Старик свесил седую косматую голову, которая в сумерках комнаты казалась куском старой овчины.
- Чудо? А как без него? Сынок наш, Егорушка, чудом и послан. Жили мы со своей Евдокеюшкой ладно, в миру и согласии. А деток не было, как ни просили. Я, грешным делом, в кабаки хаживать начал. Тяжелое времечко. Решил, что добро копить не для кого, а тут еще все пальцем тычут, мол, пустоцвет твоя Евдокия, знать грехи на ней. А наш человек слаб до чужих языков, от сплетен душа слепой делается. Остуда промеж нами пробежала. Она, сердечная, все ноченьки у икон простаивала, а я в сундуках рылся, добро из дома нес. И в тот день пришел в кабак с холстиной, а дело на Святки было. Не успел и чарки осушить, как вваливается странник в драной овчине, простоволосый, валенки старые, в заплатах. Сразу видно, лихоманка  бьет, трясется, а сам красный, что свекольник. Подошел ко мне, достал из-за пазухи тряпицу грязную, в пятнах, будто обтирали что, и шепчет одними губами: «купи».
Я развернул, а там иконка, но такая старая, что и лика не разобрать. Я ему, мол, опомнись, мил человек, негоже лик Божий на водку менять. А он трясется весь, а в глазах столько злобы затаенной, что думаю и конец мне. Отдал я ему все деньги, что за холст выручил, спрятал иконку да к порогу. Ногу занес, а как держит что. Обернулся, он на моем месте сидит и так смотрит, словно прожечь хочет. И в ту же минуту стало мне ясно, что лик этот в крови купан. Будто с иконой в тот миг весь ужас его передался, весь огонь адов. Вернулся, перекрестил его, треух с головы стянул да на него надел.

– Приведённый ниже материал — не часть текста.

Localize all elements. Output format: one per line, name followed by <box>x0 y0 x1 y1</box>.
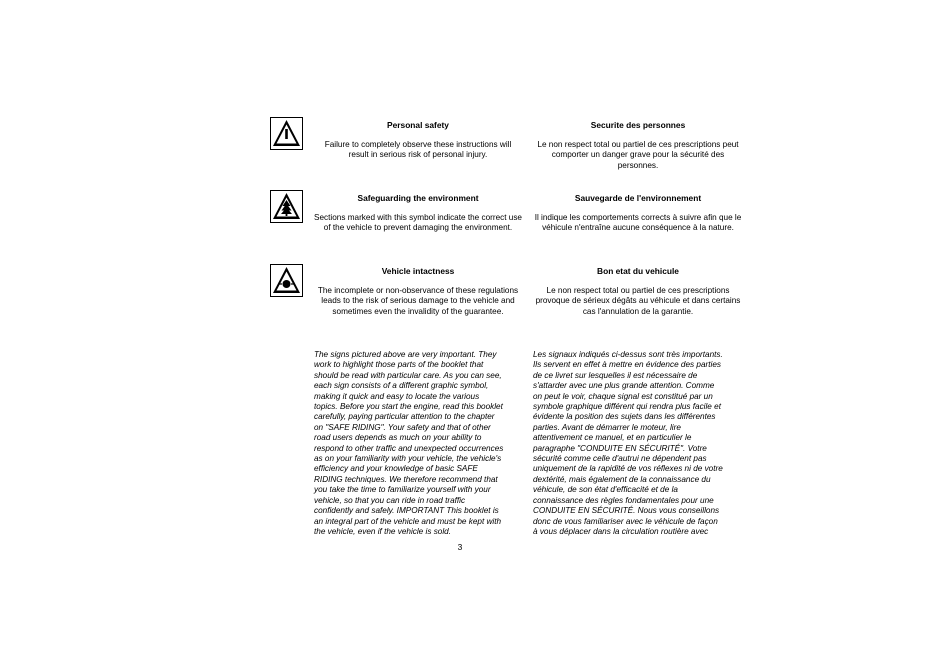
section-personal-safety-fr <box>533 120 743 171</box>
page-number: 3 <box>457 542 463 552</box>
vehicle-damage-triangle-icon <box>270 264 303 297</box>
section-text: Le non respect total ou partiel de ces prescriptions provoque de sérieux dégâts au véhicule et dans certains cas l'annulation de la garantie. <box>535 285 741 316</box>
section-environment-fr <box>533 193 743 234</box>
section-title: Vehicle intactness <box>381 266 455 276</box>
intro-paragraph-fr: Les signaux indiqués ci-dessus sont très importants. Ils servent en effet à mettre en évidence des parties de ce livret sur lesquelles il est nécessaire de s'attarder avec une plus grande attention. Comme on peut le voir, chaque signal est constitué par un symbole graphique différent qui rendra plus facile et évidente la position des sujets dans les différentes parties. Avant de démarrer le moteur, lire attentivement ce manuel, et en particulier le paragraphe "CONDUITE EN SÉCURITÉ". Votre sécurité comme celle d'autrui ne dépendent pas uniquement de la rapidité de vos réflexes ni de votre dextérité, mais également de la connaissance du véhicule, de son état d'efficacité et de la connaissance des règles fondamentales pour une CONDUITE EN SÉCURITÉ. Nous vous conseillons donc de vous familiariser avec le véhicule de façon à vous déplacer dans la circulation routière avec <box>533 350 723 536</box>
section-text: The incomplete or non-observance of these regulations leads to the risk of serious damage to the vehicle and sometimes even the invalidity of the guarantee. <box>317 285 519 316</box>
warning-triangle-exclamation-icon <box>270 117 303 150</box>
section-title: Securite des personnes <box>590 120 686 130</box>
section-title: Personal safety <box>387 120 449 130</box>
section-text: Il indique les comportements corrects à suivre afin que le véhicule n'entraîne aucune conséquence à la nature. <box>534 212 742 232</box>
section-title: Bon etat du vehicule <box>597 266 679 276</box>
section-personal-safety-en <box>314 120 522 161</box>
section-text: Failure to completely observe these instructions will result in serious risk of personal injury. <box>324 139 512 159</box>
section-text: Le non respect total ou partiel de ces prescriptions peut comporter un danger grave pour la sécurité des personnes. <box>537 139 739 170</box>
environment-tree-icon <box>270 190 303 223</box>
section-text: Sections marked with this symbol indicate the correct use of the vehicle to prevent damaging the environment. <box>314 212 522 232</box>
intro-paragraph-en: The signs pictured above are very important. They work to highlight those parts of the booklet that should be read with particular care. As you can see, each sign consists of a different graphic symbol, making it quick and easy to locate the various topics. Before you start the engine, read this booklet carefully, paying particular attention to the chapter on "SAFE RIDING". Your safety and that of other road users depends as much on your ability to respond to other traffic and unexpected occurrences as on your familiarity with your vehicle, the vehicle's efficiency and your knowledge of basic SAFE RIDING techniques. We therefore recommend that you take the time to familiarize yourself with your vehicle, so that you can ride in road traffic confidently and safely. IMPORTANT This booklet is an integral part of the vehicle and must be kept with the vehicle, even if the vehicle is sold. <box>314 350 504 536</box>
section-environment-en <box>314 193 522 234</box>
section-vehicle-en <box>314 266 522 317</box>
section-title: Sauvegarde de l'environnement <box>574 193 702 203</box>
section-title: Safeguarding the environment <box>357 193 479 203</box>
section-vehicle-fr <box>533 266 743 317</box>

Как пришел домой, не помню, только с того дня в кабаки ни ногой. А иконка счастье в дом принесла, к Покрову родился Егорий.

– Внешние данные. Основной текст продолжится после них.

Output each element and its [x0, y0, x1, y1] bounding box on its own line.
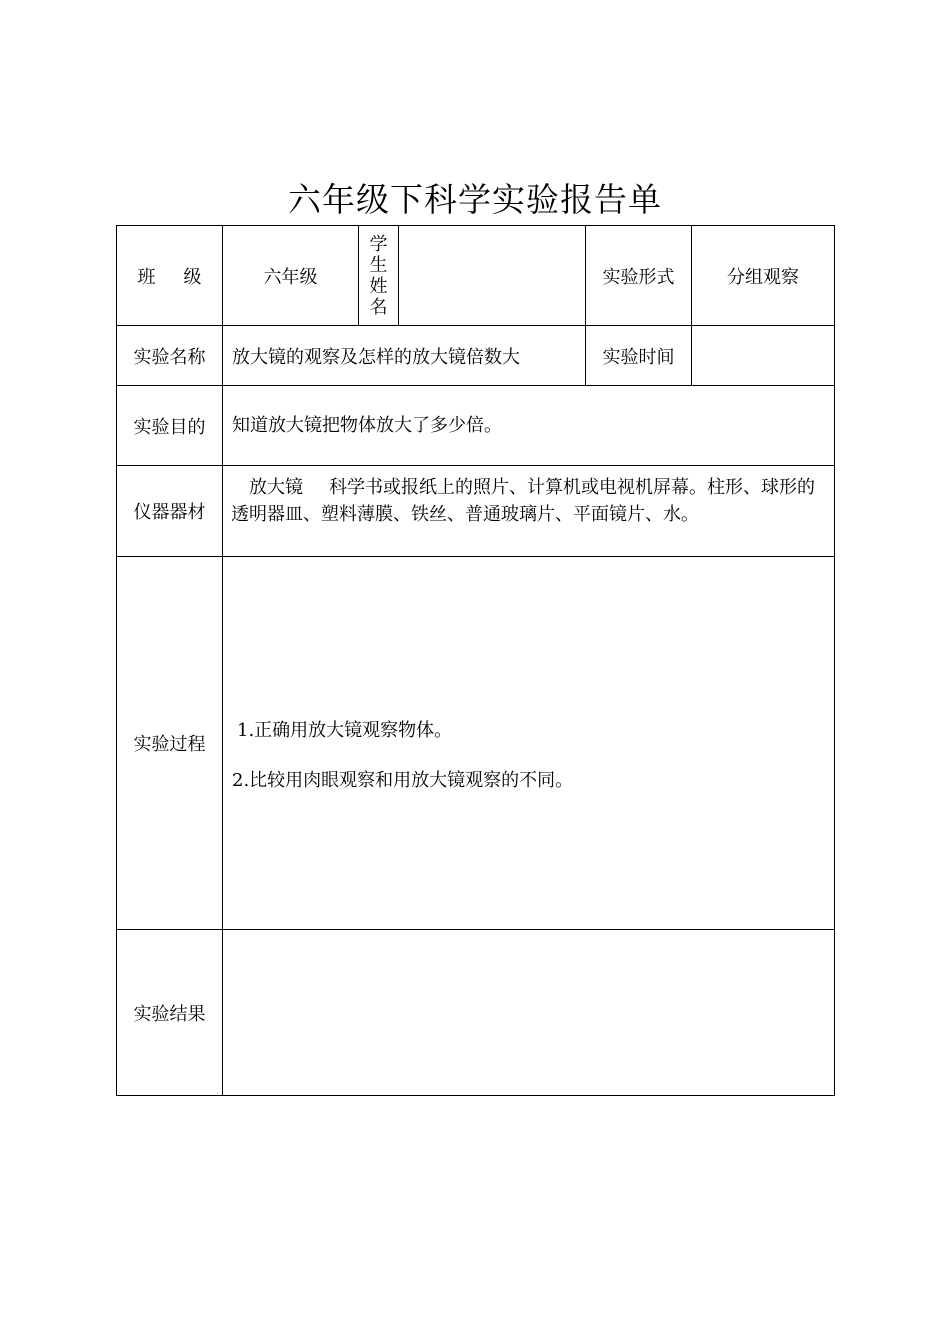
class-label-char-1: 班: [137, 266, 156, 288]
process-steps: [223, 557, 835, 930]
student-label-char: 姓: [369, 275, 388, 297]
row-experiment-name: [117, 326, 835, 386]
equipment-value: [223, 466, 835, 557]
form-label: 实验形式: [586, 226, 692, 326]
student-name-label: [359, 226, 399, 326]
student-label-char: 名: [369, 296, 388, 318]
student-label-char: 学: [369, 233, 388, 255]
form-value: 分组观察: [692, 226, 835, 326]
result-label: 实验结果: [117, 930, 223, 1096]
purpose-value: 知道放大镜把物体放大了多少倍。: [223, 386, 835, 466]
experiment-name-label: 实验名称: [117, 326, 223, 386]
page-title: 六年级下科学实验报告单: [288, 180, 662, 219]
experiment-time-label: 实验时间: [586, 326, 692, 386]
process-label: 实验过程: [117, 557, 223, 930]
student-label-char: 生: [369, 254, 388, 276]
equipment-first: 放大镜: [249, 477, 303, 498]
result-field[interactable]: [223, 930, 835, 1096]
process-step-1: 1.正确用放大镜观察物体。: [237, 720, 453, 741]
class-label-cell: [117, 226, 223, 326]
experiment-time-field[interactable]: [692, 326, 835, 386]
experiment-name-value: 放大镜的观察及怎样的放大镜倍数大: [223, 326, 586, 386]
row-class-info: [117, 226, 835, 326]
purpose-label: 实验目的: [117, 386, 223, 466]
row-process: [117, 557, 835, 930]
row-purpose: [117, 386, 835, 466]
process-step-2: 2.比较用肉眼观察和用放大镜观察的不同。: [232, 770, 574, 791]
equipment-rest: 科学书或报纸上的照片、计算机或电视机屏幕。柱形、球形的透明器皿、塑料薄膜、铁丝、普通玻璃片、平面镜片、水。: [231, 477, 815, 525]
row-equipment: [117, 466, 835, 557]
row-result: [117, 930, 835, 1096]
student-name-field[interactable]: [399, 226, 586, 326]
equipment-label: 仪器器材: [117, 466, 223, 557]
class-label-char-2: 级: [183, 266, 202, 288]
class-value-cell: 六年级: [223, 226, 359, 326]
report-table: [116, 225, 835, 1096]
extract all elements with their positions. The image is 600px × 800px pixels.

Клим Афанасьевич не заметил, что старик подошел и протягивает сверток в белой холстине.
- Возьми, твое это.
- Почему мое?
- Бабки это. Благословение. Бери, бери.
- Но она… вы знаете, кто убил? – Трясущимися руками Клим Афанасьевич разворачивал подарок.
- Нет его в этом мире. Не для мести, для прощения и света душе подарок.

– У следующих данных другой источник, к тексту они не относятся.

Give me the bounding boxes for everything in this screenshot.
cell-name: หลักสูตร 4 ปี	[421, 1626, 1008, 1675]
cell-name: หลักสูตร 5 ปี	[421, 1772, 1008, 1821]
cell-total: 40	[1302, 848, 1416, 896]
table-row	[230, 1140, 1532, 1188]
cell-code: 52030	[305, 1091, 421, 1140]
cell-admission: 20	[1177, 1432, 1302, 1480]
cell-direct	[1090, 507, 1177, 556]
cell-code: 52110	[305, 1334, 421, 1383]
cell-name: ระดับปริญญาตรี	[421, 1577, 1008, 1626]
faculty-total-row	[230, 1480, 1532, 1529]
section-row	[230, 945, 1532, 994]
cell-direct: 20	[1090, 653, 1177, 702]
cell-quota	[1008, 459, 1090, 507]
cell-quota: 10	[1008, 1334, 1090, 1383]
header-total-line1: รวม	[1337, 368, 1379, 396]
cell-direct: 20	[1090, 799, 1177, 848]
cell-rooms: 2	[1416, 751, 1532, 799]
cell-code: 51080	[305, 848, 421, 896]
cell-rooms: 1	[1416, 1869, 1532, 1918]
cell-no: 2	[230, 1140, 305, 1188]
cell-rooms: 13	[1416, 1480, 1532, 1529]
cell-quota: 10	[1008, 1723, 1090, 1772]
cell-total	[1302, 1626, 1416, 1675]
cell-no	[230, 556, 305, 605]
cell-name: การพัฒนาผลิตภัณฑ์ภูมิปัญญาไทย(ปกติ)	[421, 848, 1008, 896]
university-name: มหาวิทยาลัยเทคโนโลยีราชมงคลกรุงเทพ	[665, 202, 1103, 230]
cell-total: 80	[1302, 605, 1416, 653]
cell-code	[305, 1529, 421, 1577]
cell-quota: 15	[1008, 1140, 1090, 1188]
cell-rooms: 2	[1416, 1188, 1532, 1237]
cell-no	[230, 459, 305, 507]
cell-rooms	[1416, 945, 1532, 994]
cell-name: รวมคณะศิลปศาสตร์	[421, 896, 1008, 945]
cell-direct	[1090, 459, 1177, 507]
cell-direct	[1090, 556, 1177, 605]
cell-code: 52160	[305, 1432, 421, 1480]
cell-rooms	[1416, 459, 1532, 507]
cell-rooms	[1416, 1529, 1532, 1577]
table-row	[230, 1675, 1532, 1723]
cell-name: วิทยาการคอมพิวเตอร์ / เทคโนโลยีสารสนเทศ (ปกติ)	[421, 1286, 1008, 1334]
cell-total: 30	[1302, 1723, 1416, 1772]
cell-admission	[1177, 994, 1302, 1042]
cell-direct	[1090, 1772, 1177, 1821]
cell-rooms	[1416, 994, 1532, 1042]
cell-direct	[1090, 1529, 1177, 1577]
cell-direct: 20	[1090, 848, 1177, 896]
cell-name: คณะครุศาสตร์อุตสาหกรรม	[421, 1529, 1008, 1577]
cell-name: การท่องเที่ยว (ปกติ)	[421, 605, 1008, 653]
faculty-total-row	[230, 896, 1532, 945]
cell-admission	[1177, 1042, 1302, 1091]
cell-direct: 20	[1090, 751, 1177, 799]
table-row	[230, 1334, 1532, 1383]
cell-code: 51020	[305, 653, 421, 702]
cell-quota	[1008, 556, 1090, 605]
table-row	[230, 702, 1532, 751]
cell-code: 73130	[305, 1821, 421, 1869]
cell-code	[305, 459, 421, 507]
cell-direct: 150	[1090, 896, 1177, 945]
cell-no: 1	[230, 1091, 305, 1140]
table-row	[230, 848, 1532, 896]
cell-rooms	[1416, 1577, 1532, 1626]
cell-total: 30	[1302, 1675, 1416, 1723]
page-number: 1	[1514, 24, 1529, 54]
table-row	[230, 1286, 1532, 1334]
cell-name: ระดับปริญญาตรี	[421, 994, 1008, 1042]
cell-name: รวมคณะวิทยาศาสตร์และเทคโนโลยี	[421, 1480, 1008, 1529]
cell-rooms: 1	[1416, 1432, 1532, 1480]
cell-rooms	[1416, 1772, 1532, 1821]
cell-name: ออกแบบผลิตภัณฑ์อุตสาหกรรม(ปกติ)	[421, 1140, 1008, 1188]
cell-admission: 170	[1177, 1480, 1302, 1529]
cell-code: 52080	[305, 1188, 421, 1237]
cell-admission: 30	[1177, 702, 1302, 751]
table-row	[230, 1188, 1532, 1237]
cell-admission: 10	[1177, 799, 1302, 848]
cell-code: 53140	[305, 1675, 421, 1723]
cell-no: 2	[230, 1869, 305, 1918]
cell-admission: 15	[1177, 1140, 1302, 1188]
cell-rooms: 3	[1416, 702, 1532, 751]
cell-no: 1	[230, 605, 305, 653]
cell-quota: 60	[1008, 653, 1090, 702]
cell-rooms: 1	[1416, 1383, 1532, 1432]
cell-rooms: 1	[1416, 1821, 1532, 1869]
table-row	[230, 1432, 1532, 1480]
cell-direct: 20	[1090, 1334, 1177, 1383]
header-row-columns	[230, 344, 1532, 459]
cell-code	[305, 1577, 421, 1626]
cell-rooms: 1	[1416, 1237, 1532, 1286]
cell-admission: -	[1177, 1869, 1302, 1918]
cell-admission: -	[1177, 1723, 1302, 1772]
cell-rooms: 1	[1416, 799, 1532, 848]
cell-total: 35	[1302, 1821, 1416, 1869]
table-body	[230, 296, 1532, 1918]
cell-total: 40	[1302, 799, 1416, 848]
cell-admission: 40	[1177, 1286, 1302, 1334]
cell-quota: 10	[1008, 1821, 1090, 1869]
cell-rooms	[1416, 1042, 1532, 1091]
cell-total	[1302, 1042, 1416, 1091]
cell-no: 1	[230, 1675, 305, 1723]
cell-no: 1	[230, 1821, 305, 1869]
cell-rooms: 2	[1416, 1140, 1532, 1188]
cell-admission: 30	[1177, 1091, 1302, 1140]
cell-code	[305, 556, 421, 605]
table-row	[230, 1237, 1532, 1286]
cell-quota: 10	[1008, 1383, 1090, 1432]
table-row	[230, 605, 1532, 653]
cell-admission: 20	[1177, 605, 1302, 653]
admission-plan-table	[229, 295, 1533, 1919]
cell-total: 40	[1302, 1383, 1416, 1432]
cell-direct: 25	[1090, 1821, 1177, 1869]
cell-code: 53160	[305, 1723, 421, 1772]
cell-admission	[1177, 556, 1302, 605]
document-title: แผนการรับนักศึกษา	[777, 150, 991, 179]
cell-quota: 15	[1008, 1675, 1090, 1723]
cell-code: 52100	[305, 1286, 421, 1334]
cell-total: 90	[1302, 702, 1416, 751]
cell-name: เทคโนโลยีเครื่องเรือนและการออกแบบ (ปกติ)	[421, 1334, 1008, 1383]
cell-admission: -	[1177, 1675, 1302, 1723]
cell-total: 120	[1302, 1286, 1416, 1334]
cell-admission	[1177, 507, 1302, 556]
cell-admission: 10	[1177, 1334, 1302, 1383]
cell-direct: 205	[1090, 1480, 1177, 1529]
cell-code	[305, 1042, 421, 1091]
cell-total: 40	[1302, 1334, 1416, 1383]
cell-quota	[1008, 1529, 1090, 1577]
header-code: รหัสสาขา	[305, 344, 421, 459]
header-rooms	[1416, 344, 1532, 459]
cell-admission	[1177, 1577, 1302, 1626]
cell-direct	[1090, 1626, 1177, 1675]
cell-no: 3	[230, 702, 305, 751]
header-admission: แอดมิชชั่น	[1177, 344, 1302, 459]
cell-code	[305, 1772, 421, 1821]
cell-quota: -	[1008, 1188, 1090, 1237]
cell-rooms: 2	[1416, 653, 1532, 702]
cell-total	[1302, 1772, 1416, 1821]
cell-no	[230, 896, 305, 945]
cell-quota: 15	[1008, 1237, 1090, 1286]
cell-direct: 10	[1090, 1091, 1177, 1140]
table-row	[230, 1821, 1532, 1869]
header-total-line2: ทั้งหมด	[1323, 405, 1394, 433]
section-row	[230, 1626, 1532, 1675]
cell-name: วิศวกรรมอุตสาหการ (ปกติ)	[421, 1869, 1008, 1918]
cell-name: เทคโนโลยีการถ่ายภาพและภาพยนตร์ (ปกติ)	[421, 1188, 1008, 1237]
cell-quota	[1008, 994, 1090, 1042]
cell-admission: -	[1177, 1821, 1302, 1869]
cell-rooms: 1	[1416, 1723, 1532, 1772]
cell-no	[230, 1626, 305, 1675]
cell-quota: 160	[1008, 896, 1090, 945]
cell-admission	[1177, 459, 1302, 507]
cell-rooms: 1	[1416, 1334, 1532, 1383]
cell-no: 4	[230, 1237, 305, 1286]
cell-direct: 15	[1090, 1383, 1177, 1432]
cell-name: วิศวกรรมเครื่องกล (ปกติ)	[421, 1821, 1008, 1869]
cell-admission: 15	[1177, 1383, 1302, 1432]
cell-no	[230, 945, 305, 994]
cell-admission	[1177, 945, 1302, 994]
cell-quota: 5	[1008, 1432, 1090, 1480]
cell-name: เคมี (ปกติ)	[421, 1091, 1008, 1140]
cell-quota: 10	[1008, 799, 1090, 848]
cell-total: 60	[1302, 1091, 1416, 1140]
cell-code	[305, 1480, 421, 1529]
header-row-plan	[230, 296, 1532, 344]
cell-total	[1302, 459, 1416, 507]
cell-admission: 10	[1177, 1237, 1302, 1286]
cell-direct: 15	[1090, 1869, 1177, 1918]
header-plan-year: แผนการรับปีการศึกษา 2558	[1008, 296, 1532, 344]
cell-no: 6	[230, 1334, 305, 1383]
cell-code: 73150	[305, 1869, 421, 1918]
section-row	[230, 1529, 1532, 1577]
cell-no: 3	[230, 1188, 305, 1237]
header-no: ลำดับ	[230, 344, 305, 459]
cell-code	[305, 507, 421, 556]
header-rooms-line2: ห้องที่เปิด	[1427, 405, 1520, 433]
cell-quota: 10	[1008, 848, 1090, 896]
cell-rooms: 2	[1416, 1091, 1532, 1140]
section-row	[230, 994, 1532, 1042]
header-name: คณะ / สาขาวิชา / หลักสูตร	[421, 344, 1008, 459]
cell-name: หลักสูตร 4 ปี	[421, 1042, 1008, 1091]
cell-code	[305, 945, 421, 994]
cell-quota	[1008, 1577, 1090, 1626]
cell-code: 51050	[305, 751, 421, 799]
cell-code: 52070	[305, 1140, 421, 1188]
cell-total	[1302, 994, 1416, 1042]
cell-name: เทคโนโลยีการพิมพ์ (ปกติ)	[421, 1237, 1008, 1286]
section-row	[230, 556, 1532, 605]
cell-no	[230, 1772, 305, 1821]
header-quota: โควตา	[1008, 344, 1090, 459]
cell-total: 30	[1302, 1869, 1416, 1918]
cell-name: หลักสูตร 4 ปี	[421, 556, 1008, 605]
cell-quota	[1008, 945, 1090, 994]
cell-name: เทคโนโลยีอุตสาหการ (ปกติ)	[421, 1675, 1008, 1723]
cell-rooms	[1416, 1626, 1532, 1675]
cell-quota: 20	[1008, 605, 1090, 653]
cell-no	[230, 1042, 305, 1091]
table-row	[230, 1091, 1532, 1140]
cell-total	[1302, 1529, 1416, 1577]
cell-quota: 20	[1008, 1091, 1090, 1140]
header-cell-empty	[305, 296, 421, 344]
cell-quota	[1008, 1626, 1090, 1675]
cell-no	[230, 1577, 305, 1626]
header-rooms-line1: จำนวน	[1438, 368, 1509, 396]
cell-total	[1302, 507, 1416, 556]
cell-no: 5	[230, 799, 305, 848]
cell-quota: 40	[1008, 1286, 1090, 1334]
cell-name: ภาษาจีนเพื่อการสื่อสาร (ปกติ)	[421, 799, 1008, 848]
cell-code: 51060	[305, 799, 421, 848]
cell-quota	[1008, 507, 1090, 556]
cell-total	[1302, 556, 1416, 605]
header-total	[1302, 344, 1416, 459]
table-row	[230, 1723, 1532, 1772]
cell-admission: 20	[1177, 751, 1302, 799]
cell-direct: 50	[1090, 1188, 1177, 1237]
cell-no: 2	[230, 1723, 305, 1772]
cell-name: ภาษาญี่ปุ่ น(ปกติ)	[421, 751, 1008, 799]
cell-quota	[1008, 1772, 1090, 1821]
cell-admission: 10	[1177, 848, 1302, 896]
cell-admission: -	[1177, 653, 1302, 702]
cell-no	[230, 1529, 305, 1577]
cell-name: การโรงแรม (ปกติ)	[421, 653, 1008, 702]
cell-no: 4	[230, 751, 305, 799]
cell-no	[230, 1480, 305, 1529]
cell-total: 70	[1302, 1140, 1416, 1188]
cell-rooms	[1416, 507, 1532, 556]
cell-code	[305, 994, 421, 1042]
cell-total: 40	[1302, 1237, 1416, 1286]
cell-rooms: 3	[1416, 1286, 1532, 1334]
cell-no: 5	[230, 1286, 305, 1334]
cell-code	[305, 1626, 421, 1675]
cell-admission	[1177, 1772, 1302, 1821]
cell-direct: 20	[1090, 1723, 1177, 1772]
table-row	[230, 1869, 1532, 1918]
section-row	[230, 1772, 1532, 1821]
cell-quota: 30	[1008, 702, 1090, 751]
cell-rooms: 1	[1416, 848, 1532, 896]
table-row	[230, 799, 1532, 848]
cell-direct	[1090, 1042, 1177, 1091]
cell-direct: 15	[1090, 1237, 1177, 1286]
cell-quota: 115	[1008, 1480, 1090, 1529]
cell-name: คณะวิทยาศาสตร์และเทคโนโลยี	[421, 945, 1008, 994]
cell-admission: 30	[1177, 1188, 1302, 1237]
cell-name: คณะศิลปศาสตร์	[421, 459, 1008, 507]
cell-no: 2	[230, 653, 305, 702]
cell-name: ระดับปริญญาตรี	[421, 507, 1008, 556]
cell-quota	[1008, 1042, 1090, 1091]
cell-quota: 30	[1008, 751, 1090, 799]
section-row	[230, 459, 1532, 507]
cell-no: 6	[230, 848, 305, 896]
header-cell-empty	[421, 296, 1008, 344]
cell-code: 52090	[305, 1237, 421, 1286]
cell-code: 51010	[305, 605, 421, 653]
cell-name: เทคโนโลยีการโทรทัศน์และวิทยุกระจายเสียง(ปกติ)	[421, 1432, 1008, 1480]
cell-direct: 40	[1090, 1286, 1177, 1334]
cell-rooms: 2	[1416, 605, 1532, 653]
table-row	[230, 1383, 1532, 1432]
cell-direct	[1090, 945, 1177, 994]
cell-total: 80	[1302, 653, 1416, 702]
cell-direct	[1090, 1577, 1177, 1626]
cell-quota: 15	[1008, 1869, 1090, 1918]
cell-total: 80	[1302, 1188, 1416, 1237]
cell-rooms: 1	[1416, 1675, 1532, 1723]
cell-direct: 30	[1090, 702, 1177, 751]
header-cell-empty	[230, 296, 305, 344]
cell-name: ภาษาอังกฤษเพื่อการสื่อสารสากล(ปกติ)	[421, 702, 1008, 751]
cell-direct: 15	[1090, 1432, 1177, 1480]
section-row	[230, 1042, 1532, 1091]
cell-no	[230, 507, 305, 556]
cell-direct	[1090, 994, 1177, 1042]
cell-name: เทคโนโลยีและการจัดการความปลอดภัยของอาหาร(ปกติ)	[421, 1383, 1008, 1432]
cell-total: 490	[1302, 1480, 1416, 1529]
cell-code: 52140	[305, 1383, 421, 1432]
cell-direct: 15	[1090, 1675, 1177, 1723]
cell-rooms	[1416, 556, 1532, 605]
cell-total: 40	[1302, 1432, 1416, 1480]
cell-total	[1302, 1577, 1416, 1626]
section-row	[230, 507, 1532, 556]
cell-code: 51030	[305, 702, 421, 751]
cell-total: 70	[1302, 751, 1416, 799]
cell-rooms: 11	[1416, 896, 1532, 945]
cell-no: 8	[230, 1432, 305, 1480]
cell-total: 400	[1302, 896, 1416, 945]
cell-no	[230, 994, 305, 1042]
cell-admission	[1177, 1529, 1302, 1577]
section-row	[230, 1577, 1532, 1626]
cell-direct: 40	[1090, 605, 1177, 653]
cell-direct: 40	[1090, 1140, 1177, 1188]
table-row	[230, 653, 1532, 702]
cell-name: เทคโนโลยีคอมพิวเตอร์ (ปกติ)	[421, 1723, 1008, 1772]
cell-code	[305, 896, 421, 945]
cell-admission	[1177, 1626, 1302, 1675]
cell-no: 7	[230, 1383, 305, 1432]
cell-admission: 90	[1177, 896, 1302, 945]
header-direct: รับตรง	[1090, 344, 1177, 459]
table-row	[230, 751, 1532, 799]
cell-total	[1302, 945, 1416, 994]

Историю своей бабушки он много раз слышал от матери, оставшейся сиротой в раннем детстве. Татьяну Алексеевну убили лихие люди, когда она возвращалась с богомолья. Убийц так и не нашли.

На него смотрел светлый лик Богородицы, а на свитке, который держал Младенец Иисус, было написано:
«Суд праведный судите, милость и щедроты творите кийждо искреннему своему; вдовицу и сиру не насильствуйте и злобу брату своему в сердце не творите».

Проснулся Клим Афанасьевич днем. На печке никого не было, лишь кучи овчин да валенки. Ярко светило солнце, рассыпаясь миллионами искорок по свежему снегу. Михайло запрягал лошадь.
- Выспались, барин? Сейчас перекусим и в путь. За пару часов доберемся.
- Михайло, а где Петр Егорыч?
- Какой Петр Егорыч? – Возница остановился, всматриваясь в гостя.
- Так дед ваш, что ночевал со мной в доме.
- Почти год как схоронили деда, барин. Злые шутки шутите.
- Какие шутки, смотри, - молодой адвокат протянул подаренный образ.
- В толк не возьму, деда икона, узнаю. Да только давно ее не видел, думал, подарил кому.
- Так мне и подарил этой ночью.
Михайло посмотрел на Клима Афанасьевича долгим взглядом и опять принялся за работу.
Уже в городе, принимая оплату, возчик прошептал: «Береги икону, барин. Заветная».